Я испытал СТРАХ и ВИНУ перед ней. Казалось, что она ждала ответа, быть может, трезвой оценки чего-либо. Но мое мышление было занято одним вопросом: почему такое сокрушение моему душевному спокойствию нанес один поцелуй Элиз? Вновь пронеслись упреки моей совести, звучащие испепеляющим голосом Тома: «Как ты мог коснуться ЕЕ?! Что за черные законы затаскивают твое жалкое существо во тьму?».
А где ждать мне СВЕТ? Мое ничтожное физиологическое создание брошено в ЗИМУ, в которой так тяжело ПРОСНУТЬСЯ. Анализируя подобные факты, я испытал шок от собственной низости: проснувшуюся душу начинает жечь пламя, но мой бедный мечущийся дух сломался перед ним.
Тем временем Элиз закрепила мне перевязки, оставила одеяло и упаковку сока и с грустью сказала: «К сожалению, меня еще ждут дела. Но я обязательно буду навещать Вас каждый день. Не грустите!». После этого белоснежное облако тепла растаяло в вечернем тумане. Я тоже ощутил грусть. Или все же страх?
Страх потерять последний ориентир в жизни, запутать душу в сетях неконтролируемого влечения. Долго мое сердце билось в догадках: что это за влечение, так опьянившее мой полуразбившийся рассудок? Пусть бы это был всплеск примитивного физиологического интереса, тем более что я никогда не получал внимания женщин.

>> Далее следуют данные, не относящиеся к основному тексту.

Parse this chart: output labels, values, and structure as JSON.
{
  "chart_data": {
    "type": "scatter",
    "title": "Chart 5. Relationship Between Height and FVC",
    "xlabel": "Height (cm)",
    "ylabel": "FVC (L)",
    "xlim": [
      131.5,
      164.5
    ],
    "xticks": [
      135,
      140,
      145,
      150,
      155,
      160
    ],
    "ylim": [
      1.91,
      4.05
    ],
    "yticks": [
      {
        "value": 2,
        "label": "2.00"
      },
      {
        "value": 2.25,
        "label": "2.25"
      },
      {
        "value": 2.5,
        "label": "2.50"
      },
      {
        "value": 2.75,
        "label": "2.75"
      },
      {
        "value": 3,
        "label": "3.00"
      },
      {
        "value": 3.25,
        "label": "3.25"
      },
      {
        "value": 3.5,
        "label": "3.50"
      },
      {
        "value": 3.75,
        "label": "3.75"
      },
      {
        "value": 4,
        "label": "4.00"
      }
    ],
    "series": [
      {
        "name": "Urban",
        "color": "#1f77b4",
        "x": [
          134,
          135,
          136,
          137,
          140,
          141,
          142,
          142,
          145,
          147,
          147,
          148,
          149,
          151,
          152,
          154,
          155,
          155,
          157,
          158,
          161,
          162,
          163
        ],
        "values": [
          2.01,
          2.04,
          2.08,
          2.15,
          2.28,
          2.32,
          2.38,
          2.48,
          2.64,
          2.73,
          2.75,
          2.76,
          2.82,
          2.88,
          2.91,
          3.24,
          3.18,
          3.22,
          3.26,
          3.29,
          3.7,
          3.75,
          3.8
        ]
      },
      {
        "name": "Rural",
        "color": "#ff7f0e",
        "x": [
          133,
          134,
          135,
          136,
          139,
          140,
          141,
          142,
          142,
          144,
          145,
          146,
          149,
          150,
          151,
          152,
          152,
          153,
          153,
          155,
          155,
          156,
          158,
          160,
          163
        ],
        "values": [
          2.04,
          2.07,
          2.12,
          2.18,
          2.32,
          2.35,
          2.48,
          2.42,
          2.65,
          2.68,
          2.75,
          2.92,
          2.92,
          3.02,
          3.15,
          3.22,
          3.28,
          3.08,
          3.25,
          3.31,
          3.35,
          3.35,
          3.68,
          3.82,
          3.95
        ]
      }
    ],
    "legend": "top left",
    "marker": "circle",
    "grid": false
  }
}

Увы, что-то более глубокое овладело моею душой, сомнение: а в физиологии ли дело. Как не печально, Элиз была очаровательна внешностью, и отчасти этим объяснялось мое утопическое желание быть ближе к ней. Но опять же: этот нежный ангел сразил меня сильнее своим духовным сиянием! Мысли начинают путаться, быть может – это магия?
Вспомнились толки Софи о «высоком назначении девушки любого общества и профессии», которые на самом деле проповедовала Элиз. Так, раздумья нашли свое течение, и во мне укрепилось сознание следующими постулатами: «Такой чистый человек, как Элиз, дал мне испытание: она хотела проверить мою моральную крепость. Делалось это только мне во благо. Я же оказался в итоге неблагодарным предателем собственных целей, человеком слабым и блуждающим. Мне есть куда СТРЕМИТЬСЯ!».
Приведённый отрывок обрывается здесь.